La presencia de “instrucciones”, o cosa que se le parezca, a los jueces sobre el contenido necesario de sus pronunciamientos es extremadamente insólita. Es difícil recordar casos en que algún representante público, (no opinadores de medio pelo como pueda ser el firmante) se hayan dirigido a un juez/a señalándole el contenido debido de su fallo. (No hay que confundir esto con la crítica legítima de las decisiones una vez adoptadas o la expresión en público de la opinión legítima sobre cómo se cree que debería interpretarse la norma aplicable).

¿A qué viene entonces tanto hincapié en defender independencias no cuestionadas o ausencia de “instrucciones” no recibidas? ¿Se trata de una actitud preventiva ante una expectativa de que lo no sucedido hasta ahora pueda acaecer en un futuro, o un intento, más bien, de reprimir aquello legítimo desde la perspectiva de los artículos 117 y 12, como es el ejercer el libre derecho de opinar?
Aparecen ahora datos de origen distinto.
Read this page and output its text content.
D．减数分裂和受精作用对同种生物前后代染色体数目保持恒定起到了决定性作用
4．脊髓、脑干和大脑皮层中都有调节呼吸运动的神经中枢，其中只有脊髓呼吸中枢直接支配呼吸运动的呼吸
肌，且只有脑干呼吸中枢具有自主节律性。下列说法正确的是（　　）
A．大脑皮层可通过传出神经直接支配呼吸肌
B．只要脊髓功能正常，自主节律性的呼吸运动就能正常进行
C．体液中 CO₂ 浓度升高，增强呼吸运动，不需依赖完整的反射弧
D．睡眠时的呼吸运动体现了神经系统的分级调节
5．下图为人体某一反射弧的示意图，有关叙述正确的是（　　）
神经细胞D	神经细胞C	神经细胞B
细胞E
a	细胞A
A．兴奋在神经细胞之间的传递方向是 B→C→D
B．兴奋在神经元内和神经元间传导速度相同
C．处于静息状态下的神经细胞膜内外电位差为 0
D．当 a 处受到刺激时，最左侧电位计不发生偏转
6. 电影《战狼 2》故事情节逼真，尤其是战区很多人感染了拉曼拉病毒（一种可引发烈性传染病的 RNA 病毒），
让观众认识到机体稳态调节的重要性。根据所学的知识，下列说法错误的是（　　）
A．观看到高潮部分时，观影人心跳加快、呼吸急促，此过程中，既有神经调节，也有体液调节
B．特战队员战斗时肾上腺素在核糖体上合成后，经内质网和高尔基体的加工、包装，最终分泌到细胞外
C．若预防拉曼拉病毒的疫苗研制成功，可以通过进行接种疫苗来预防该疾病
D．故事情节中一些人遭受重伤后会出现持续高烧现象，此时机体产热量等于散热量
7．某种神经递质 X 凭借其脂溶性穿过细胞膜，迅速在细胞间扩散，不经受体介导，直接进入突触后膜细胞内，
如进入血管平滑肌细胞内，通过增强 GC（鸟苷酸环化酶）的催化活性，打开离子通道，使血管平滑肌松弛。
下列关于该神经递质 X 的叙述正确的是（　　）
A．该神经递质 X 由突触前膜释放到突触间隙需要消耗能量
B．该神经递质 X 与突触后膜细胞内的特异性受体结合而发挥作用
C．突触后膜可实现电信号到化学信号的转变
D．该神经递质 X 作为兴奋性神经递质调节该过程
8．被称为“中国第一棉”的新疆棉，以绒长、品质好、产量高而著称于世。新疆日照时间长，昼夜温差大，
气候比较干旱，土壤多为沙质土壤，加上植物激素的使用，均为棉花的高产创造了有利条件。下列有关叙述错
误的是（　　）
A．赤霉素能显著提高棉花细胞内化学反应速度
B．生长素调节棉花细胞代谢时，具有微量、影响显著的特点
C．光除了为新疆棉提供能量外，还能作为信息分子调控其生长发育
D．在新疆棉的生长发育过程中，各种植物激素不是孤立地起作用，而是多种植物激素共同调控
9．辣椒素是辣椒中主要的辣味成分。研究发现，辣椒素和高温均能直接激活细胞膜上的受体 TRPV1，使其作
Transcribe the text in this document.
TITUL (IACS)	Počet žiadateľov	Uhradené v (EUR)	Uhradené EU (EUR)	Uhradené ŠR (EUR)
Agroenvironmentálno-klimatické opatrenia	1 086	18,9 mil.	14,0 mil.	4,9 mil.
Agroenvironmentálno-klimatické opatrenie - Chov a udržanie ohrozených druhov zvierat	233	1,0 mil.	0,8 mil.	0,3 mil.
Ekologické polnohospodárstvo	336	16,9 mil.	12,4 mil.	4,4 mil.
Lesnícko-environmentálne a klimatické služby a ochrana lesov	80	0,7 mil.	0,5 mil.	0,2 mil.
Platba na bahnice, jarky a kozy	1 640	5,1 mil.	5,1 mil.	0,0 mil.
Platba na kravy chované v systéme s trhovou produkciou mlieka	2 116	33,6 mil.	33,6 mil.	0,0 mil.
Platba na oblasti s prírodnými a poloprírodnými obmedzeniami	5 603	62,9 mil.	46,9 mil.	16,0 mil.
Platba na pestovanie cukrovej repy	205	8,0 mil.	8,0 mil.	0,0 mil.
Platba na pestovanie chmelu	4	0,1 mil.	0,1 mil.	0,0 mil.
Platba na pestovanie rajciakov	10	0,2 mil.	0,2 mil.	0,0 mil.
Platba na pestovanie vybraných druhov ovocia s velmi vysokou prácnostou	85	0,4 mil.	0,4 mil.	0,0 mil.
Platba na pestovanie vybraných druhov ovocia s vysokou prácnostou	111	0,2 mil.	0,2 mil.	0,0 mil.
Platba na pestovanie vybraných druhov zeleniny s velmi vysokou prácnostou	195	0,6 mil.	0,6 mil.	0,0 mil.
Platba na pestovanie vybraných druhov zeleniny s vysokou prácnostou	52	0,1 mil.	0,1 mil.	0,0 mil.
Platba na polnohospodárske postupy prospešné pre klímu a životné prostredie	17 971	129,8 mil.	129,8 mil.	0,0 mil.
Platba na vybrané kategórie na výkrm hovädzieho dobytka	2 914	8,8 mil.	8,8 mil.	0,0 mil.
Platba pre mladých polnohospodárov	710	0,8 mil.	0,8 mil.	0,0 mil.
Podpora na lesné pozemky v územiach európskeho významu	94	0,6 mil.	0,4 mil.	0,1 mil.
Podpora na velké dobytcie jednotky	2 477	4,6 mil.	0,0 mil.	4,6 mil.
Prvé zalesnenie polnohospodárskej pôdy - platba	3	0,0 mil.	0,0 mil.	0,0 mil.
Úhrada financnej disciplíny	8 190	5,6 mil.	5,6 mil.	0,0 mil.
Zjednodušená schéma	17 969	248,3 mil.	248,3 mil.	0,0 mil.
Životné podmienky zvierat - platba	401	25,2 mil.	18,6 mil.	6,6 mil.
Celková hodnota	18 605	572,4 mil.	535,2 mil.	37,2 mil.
Derecho del que, por cierto, no se privan jueces y magistrados ni siquiera respecto de cuestiones sobre las que pueden verse posteriormente obligados a fallar o sobre las actuaciones de los representantes de otros poderes que, al parecer, no tienen el derecho (no pueden ser tan “independientes”) de pedir que no se les dicten instrucciones desde la judicatura, pese a que en este caso si que hay una prohibición legal expresa, la del artículo 395 de la LOPJ.

Entramos en el terreno de las apreciaciones subjetivas, y evidentemente los toros no se ven del mismo modo en el ruedo y desde la barrera, pero no me privaré de afirmar que si los legítimos representantes de la voluntad popular manifestasen susceptibilidad semejante e hiciesen tanta exhibición de plañiderismo en relación con los ataques, críticas y faltas de respeto de todo tipo que reciben, la convivencia social resultaría extremadamente difícil. Vamos, que hay muchas cosas que no nos gustan ni nos pueden gustar. (Y en muchos casos con razón). A todos. Pero que van en el sueldo.